Each week we find a new topic for our readers to learn about in our AI Education column.
The AI we’ve been using thus far is like Tinker Toys or Lincoln Logs.
Who’s ready for an erector set?
Artificial intelligence is already changing the world around us so quickly, it’s hard to believe that this is only a beginning—but when we peek at the next page of generative AI, in particular, we see a technology that may profoundly alter the way we live, work and relate to each other as human beings.
Welcome to AI Education, where the erector set we’ll be discussing this week, our next page of generative AI we speak of, will be real-time video generation, which, roughly, translates to technology’s ability to create video from prompts and cues that can be code, natural language text, speech or visual in nature.
Of course, informed readers will know that this isn’t exactly a next page, as high-quality text-to-video generation is already here—in fact, thanks to models like Sora, Veo, LTX, Kling and Dream Machine, many of us already have access to some pretty sophisticated AI video generation tools. AI actress Tilly Norwood, created by UK AI studio Particle6, is causing shockwaves in the U.S. entertainment industry. Norwood is photorealistic and photogenic—and she’s less likely than a human actress to torpedo a production with a bad press junket. An Indian company has gone a step farther and already produced a feature-length movie with AI video generation. We’re talking more science than science fiction.
Like all things generative AI, these tools are likely to improve significantly in the near future—especially if the past 12 months, during which we’ve seen significant breakthroughs from commercial AI providers and labs pushing us towards real-time video generation, are any indication.
What Is Real-Time Video Generation?
To this point, video generative AI has been riddled with issues. A commonly reported one being ethical in nature—video generation is the technology used to make deepfakes, of course—but less known is that even now using AI to generate video from non-visual inputs is heavily resource intensive.
Generating video takes a lot of computational power, much more than generating blocks of text or code, or still images. That translates not just to higher energy consumption, but more time. While we’re now accustomed to having our prompts for text responses and images responded to nearly instantly, those of us trying to generate video have had to wait much, much longer. Using today’s consumer-grade desktop hardware, one second of realistic high-quality video could take twenty-four seconds or more to generate—so we could create five seconds of video in around two minutes.

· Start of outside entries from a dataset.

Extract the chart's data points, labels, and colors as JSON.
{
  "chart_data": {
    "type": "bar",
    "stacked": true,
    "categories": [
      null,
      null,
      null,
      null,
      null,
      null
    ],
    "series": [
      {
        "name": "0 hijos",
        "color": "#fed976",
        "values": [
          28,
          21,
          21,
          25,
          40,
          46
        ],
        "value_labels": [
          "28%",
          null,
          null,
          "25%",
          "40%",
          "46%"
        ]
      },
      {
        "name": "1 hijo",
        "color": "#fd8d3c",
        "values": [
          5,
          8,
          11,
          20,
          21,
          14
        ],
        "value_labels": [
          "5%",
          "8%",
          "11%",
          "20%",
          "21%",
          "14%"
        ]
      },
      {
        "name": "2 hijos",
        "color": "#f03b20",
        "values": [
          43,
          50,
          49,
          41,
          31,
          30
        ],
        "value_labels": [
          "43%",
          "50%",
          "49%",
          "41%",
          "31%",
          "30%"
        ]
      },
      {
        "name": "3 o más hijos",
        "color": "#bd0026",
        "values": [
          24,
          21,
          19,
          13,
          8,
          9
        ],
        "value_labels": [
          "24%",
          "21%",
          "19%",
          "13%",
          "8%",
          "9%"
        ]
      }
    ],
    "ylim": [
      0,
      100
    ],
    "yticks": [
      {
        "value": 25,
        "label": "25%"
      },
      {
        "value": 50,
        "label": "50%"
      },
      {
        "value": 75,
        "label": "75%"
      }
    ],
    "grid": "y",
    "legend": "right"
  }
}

Real-time video generation means that it takes five seconds of work to create five seconds of video. We do have the ability to generate video in real time as I write this today—some of the models I mentioned above are capable of doing something like creating short animations based off of a prompt and a still image—but the quality of their output is still well short of realistic. But our AI models are improving over time, in some cases becoming more efficient. Our computing technology is also steadily improving. We’re accelerating towards a day when realistic video can be generated in real time.

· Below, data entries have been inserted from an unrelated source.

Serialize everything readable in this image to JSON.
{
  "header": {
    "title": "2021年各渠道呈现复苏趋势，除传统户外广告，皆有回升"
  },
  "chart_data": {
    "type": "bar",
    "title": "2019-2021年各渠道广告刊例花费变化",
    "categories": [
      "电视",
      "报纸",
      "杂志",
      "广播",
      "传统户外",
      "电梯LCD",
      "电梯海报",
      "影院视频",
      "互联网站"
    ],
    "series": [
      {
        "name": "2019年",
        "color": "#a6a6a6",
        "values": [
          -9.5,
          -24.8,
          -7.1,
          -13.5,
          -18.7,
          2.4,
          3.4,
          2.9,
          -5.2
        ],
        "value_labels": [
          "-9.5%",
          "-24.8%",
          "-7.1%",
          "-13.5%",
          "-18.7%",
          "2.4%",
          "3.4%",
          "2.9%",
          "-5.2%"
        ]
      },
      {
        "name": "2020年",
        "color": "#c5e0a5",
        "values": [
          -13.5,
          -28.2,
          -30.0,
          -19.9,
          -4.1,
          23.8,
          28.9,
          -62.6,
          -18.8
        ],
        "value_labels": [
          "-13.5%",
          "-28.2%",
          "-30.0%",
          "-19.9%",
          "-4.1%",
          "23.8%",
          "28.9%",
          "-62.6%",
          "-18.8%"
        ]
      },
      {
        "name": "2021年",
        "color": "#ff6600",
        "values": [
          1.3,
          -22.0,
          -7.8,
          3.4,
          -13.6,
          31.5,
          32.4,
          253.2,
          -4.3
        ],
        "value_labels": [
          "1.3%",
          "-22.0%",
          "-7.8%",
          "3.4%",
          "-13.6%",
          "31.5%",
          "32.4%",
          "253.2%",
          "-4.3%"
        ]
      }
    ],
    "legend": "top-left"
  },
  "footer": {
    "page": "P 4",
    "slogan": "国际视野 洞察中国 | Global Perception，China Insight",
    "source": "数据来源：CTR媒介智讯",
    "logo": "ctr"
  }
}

Why Real-Time Video Generation Works
Real-time video generation is a combination of artificial intelligence technologies. The work constructing the video itself is usually conducted by one or a combination of diffusion models, which we’ve discussed before in AI Education. Natural language processing technology not only “reads” instructions from a user’s prompt, it also creates any text or dialogue in the video.
The AI model literally builds the video frame-by-frame, taking into account the user prompt and information from previous frames. New frames are delivered so fast they appear instantaneous to users, enabling people to generate their own video on the fly without a camera or recording equipment.
But Wait, There’s More
So yes, we can make videos in real time, and we’ll be able to make realistic videos in real time at some point in the very near future. Great. That means we’ll be able to use AI video broadly in entertainment—for example, to make something like a bespoke, personalized entertainment library for us to access in lieu of streaming or broadcast content. We could use AI to help prototype fast-moving projects in industry. We’ll be able to edit video in real time with our voice without needing additional tools and skills. And yes, we’ll be able to make some convincing deep fakes, if we wish to take advantage of people.
But AI still needs to catch up in other areas to take advantage of the full power of real-time video generation. AI is going to be fooling our eyes long before it masters our brains. For example, AI falls short in creating rounded characters and engaging plots for long-form videos for television, movies and games. AI can make shots and scenes of videos, yes, but it struggles to create a series of dozens of scenes or hundreds of shots as a coherent whole. Ultimately, a human editor is needed to prevent more “AI slop” from being generated.
AI video generation, due to its time-consuming nature, still struggles with latency issues—lagging performance and slow processing means that high-quality video generation can’t be used for many augmented reality applications. Also, we can’t edit our videos on the fly. Yet. True real-time video generation means that we can manipulate our videos—and the moving images inside them—how we want, any time we want. This is coming.
AI isn’t really good yet at picking up context in longer conversations, or more subtle visual cues like body language—and thus, using real-time video generation to power an interactive AI agent, one we could have a back-and-forth discussion with on a Zoom call, for example, isn’t really ready for prime time yet. That being said, scammers are already using AI-generated video chat to try to take advantage of people. There will come a time when the pleasant figure you assume to be talking into a webcam somewhere on a distant computer is more likely an AI agent that looks and sounds like an in-the-flesh person.